Los Henao eran los más acomodados del barrio La Paz: Nora, la madre, tenía un próspero almacén donde vendía telas para uniformes de colegio, así como camisas, pantalones, electrodomésticos, útiles escolares y lociones que traía del lejano puerto libre de Maicao, en la frontera con Venezuela; Carlos Emilio, el padre, distribuía bocadillos en una bien cuidada camioneta Ford de fines de los años cincuenta. Los dulces eran producidos en la empresa La Piñata y por eso en el barrio las Henao eran conocidas como ‘las piñatas’.
Mi padre tenía veinticuatro años, once más que ella, pero quedó tan fascinado que días después supo que la mejor amiga de Victoria era Yolanda, así que la buscó y le pidió ayuda para invitarla a salir. Ninguno de los dos sabía en ese momento que estaban a punto de iniciar una relación intensa, llena de momentos buenos y malos, de pronto más malos que buenos, que solo se rompería veinte años después, con la muerte de él.
La estrategia funcionó y mis futuros padres empezaron a verse a escondidas, aunque el contraste era notable porque ella era más alta que él y tenía una figura esbelta porque practicaba mil metros de natación todas las semanas en piscinas olímpicas y montaba en patines con mucha frecuencia.
Al principio se encontraban los sábados, de siete a nueve de la noche, con la complicidad de Yolanda y la barra de amigos de mi padre. Entre semana no se veían porque él le decía que se iba de viaje de negocios. Ella no sospechaba todavía que su pretendiente andaba en malos pasos.
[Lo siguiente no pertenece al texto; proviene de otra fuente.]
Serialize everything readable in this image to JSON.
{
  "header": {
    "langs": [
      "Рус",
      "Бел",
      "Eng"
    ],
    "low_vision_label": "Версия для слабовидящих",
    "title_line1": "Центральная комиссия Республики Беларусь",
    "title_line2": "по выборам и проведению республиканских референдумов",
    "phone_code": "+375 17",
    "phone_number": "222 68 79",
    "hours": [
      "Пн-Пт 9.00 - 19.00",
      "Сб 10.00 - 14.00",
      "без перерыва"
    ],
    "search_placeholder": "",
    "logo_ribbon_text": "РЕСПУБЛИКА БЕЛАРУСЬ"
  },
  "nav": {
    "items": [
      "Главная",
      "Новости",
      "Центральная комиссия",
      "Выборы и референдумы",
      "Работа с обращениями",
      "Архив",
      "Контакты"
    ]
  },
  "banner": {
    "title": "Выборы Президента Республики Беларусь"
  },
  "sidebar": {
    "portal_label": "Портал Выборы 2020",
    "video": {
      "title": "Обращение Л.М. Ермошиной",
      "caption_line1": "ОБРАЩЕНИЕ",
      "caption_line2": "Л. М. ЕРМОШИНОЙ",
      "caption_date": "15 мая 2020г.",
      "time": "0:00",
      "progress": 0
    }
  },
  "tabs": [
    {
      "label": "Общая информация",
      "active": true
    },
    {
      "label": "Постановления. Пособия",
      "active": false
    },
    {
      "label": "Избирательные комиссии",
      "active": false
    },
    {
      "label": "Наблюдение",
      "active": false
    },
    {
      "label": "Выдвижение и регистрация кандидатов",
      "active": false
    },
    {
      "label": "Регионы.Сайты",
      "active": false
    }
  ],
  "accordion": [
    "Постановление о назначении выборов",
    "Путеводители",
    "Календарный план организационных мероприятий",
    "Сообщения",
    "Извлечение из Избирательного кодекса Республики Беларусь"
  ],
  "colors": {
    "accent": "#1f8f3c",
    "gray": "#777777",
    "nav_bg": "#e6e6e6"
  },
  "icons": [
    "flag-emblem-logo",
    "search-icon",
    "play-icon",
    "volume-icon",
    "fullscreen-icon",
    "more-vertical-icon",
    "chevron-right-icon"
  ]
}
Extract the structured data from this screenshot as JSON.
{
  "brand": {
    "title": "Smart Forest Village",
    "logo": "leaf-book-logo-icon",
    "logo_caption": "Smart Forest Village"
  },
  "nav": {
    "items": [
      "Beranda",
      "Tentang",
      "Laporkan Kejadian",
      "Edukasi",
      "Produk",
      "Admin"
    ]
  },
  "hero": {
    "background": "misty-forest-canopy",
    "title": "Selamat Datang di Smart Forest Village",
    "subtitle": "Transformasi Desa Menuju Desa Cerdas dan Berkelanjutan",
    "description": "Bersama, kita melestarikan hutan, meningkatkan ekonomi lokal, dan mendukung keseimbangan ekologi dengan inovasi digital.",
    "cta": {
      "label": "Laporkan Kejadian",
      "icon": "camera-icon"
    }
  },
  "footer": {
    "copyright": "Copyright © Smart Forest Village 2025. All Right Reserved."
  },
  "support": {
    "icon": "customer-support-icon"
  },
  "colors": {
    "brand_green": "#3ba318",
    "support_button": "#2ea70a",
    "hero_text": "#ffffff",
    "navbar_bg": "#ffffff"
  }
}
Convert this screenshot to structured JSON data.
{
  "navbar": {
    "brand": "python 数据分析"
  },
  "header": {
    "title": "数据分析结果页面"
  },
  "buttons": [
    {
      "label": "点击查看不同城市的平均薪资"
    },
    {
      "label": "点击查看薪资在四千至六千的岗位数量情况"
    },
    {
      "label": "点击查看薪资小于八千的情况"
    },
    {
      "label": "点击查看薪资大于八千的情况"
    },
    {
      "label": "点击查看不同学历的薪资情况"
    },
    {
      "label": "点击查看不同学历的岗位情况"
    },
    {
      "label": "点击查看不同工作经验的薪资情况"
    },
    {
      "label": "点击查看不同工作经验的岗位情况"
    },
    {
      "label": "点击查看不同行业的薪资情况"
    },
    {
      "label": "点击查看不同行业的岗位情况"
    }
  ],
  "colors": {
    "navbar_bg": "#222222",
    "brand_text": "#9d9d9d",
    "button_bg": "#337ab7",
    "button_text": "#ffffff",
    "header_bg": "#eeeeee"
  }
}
Yolanda fue la celestina de esa relación, que muy pronto encontró una dura opositora: Nora, la mamá de Victoria, que se puso furiosa cuando le contaron que su hija estaba saliendo con un señor Pablo Escobar, mayor que ella, mujeriego, de ocupación indefinida, malrelacionadoydelincuenteenpotencia.Tampocohicieronbuena cara el papá y Mario, uno de sus hermanos, que además ya conocía a Pablo y con quien tenía cierta cercanía.
La pareja siguió encontrándose pese a la dura oposición de mi abuela Nora, que impuso obstáculos como permitirle a Victoria ir a las fiestas del barrio solo hasta cierta hora y acompañada por sus hermanos. No obstante, Pablo no estaba dispuesto a rendirse y empezó a colmar de regalos a la muchacha, que los recibía por intermedio de Yolanda. El primero fue un reloj de marca que él usaba y luego un anillo de perlas con turquesas que compró en una joyería de Medellín por mil seiscientos pesos, una fortuna para la época.
Pero Nora no cedía y cada día eran mayores sus dudas sobre el pretendiente de su hija.
—Mija, no se preocupe por ponerse muy bonita que de todas maneras parece que andaras con un chofer —le dijo una vez.
—Dígale que deje la ruana en la casa, que aquí no entra así —dijo mi abuelo Carlos.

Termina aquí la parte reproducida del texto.